Jardim de laranjeiras da Catedral-Mesquita de Córdoba, Espanha.

"A catedral-mesquita por si só já faz valer a pena visitar Córdoba", disse-me certa vez uma amiga italiana. À época achei ligeiramente exagerado, até visitar. 

Catedral-Mesquita de Córdoba recentemente foi objeto de uma disputa entre o município e a Igreja Católica romana. A Igreja Católica perdeu. O município alegou que a catedral-mesquita não tem dono, é patrimônio da humanidade como reconhece a UNESCO. É muito mais do que um templo, é um pedaço de história de mais de mil anos diante dos seus olhos.

Córdoba era talvez o mais importante centro cultural e econômico da Europa por volta do ano 1000. Sob domínio árabe durante mais de meio milênio entre 711 a 1236, ela foi um epicentro de Al-Andalus, como se chamava a Ibéria naquele tempo. 

Você não ouve falar dessa glória porque o nosso ensino de História, repetindo como papagaio o europeu, é eurocêntrico e enviesado a favor de brancos e de cristãos, com rótulos bobos como "idade das trevas" e à inteira revelia dos grandes avanços intelectuais e tecnológicos que as demais civilizações produziam nesse período enquanto a a Europa estava mergulhada na pobreza.  

Mas muito daquele legado restou, e você pode conferir.
Deliciosas e bem cuidadas ruas da medina de Córdoba, seu centro histórico medieval.
Por volta do ano 1000. Entre os anos 756 e 1031 Córdoba (Qurtuba) foi o centro de um emirado e, depois, califado ibérico. Enquanto "emir" quer dizer príncipe ou rei e podem existir vários, "califa" é um título maior, como que o representante maior do Islã no mundo.  

Eu fui para passar um dia a partir de Málaga, outra cidade importante deste sul espanhol. Menos de 1:30h de trem as separam. Da estação, é fácil seguir a pé até o meião histórico de Córdoba, onde você começará a perder-se por aquelas ruelinhas brancas.

Não se engane: Córdoba hoje é uma cidade grande, com ruas largas, belas praças, muita gente, centros de compra, etc.  não espere visitar um vilarejo miúdo. Por toda ela, contudo, você verá as belas laranjeiras que os árabes trouxeram pra cá. 
Numa manhã fagueira debaixo dos laranjais da parte moderna de Córdoba.
Mas não perca muito tempo na parte moderna de Córdoba. Adentre logo por aquelas ruelinhas ali que te esperam.
O desenho da Córdoba medieval.
Nas ruelas da medieval medina é fácil se perder, mesmo com um mapa. Mas isso é parte da diversão. Tudo está muito bem conservado, e na maior parte do ano você verá lindos arranjos de flores decorando as janelas das casas aqui e ali.

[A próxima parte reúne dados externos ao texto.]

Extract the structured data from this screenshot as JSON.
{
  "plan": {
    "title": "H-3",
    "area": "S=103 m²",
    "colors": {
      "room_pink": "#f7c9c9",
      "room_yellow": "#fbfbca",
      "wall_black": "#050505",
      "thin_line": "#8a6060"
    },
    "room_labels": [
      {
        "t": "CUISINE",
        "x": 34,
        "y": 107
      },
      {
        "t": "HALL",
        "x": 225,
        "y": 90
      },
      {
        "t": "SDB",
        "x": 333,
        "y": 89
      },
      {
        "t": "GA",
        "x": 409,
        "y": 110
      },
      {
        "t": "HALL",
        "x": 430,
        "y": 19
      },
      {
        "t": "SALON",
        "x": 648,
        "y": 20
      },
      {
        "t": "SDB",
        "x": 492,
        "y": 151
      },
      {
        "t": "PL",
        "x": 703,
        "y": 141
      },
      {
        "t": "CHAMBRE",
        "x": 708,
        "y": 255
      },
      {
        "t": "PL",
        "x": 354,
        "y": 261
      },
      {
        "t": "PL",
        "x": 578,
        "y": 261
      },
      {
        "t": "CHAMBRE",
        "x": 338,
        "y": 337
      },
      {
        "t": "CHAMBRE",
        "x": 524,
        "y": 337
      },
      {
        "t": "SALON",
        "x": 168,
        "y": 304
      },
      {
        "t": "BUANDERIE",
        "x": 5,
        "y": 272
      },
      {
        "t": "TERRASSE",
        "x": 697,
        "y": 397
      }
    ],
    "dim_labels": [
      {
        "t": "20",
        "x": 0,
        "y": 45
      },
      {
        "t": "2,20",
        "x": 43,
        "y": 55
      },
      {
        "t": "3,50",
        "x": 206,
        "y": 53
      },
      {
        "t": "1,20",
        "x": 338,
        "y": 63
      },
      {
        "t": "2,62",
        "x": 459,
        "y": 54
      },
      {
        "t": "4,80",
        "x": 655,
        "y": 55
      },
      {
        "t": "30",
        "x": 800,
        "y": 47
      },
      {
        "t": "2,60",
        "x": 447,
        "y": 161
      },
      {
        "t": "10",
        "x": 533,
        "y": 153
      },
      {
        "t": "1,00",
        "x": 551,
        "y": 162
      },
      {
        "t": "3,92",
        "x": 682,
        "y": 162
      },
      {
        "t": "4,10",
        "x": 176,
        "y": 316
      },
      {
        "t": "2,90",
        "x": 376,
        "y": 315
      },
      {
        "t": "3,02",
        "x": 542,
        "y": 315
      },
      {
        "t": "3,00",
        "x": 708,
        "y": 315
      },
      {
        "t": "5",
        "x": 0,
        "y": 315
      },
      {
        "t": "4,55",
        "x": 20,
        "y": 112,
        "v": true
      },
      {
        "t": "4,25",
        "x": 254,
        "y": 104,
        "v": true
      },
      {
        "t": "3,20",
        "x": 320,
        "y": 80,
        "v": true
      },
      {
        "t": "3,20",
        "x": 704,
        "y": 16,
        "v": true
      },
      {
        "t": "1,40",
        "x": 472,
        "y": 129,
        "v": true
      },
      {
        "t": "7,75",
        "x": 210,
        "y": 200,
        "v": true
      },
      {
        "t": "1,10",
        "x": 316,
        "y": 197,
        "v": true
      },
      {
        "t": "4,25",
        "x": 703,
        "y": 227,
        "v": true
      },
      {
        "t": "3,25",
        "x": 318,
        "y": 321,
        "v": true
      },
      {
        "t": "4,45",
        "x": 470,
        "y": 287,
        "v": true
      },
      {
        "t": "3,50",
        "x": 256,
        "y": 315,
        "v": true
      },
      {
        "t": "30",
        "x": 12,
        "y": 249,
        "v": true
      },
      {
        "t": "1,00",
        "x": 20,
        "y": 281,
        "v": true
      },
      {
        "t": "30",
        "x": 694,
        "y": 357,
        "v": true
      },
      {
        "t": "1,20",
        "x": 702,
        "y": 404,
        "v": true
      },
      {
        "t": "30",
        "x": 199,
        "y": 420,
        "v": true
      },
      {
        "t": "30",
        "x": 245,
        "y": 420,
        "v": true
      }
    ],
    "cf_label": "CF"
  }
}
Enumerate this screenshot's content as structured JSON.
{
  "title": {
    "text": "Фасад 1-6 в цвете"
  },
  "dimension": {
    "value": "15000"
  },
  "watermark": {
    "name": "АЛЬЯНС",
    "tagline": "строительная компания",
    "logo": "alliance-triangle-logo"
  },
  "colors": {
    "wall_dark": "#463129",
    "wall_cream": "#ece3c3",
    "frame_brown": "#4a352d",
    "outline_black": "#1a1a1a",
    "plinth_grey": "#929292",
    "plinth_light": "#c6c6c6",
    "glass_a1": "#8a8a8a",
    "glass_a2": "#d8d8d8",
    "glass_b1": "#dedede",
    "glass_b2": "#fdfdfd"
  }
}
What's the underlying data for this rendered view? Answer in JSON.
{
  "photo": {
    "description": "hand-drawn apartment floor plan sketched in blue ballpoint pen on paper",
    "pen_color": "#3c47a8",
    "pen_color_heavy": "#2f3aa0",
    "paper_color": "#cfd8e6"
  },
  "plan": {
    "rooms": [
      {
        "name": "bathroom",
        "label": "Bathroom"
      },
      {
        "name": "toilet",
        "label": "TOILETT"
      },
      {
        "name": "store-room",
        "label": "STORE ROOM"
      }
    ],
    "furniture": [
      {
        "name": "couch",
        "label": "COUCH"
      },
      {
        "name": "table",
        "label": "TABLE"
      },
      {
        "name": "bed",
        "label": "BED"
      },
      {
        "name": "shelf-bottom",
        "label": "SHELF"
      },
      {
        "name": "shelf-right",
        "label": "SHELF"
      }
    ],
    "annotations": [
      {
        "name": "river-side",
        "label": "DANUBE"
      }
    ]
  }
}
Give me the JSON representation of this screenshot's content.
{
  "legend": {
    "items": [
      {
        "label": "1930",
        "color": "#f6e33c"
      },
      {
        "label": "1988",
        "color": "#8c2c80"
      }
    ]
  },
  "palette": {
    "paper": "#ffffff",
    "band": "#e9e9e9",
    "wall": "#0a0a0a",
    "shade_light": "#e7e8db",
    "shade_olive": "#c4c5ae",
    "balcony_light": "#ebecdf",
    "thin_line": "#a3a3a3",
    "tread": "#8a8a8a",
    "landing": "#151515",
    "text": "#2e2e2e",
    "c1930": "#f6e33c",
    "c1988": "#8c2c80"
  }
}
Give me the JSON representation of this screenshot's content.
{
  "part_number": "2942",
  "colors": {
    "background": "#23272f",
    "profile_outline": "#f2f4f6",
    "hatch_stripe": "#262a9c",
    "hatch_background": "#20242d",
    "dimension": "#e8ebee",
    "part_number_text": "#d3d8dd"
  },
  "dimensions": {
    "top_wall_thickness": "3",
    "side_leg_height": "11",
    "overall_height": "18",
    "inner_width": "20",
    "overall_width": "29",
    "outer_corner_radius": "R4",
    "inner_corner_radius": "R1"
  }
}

Conforme adentra mais pra perto da Catedral-Mesquita (seu coração), as ruelas ficam mais badaladas com lojas, cafés, museus e restaurantes. É um bom sinal de que você está chegando perto.

Foi numa dessas que encontramos o Museu Casa Andaluz, uma casa antiga (do século XII) mantida toda em estilo árabe andaluz. É um espetáculo.
Briga entre donos de restaurantes vizinhos, um dizendo que o outro pôs mesas onde não devia. Rolou fita métrica, bate-boca, e só faltou nome de mãe e mão na cara.
Pátio de casa Andaluz do século XII.
Decoração.
Fonte d'água de estilo árabe, cujo estilo pode ser encontrado hoje pela Espanha, Portugal, e até pela América Latina.
Na varanda.
O chão. Estas são as mães das chamadas "pedras portuguesas" usadas para calçamento.
Já este senhor aí do busto merece um comentário mais adequado. Este proeminente filho de Córdoba entrou para a História como O Comentador, e também como pai do secularismo  desobrigação diante da religião, e sua separação do Estado  na Europa Ocidental. Ironicamente para nós estereotipadores de hoje, essa figura foi um árabe: Ibn Rushd, chamado de "Averroes" pelos falantes de latim.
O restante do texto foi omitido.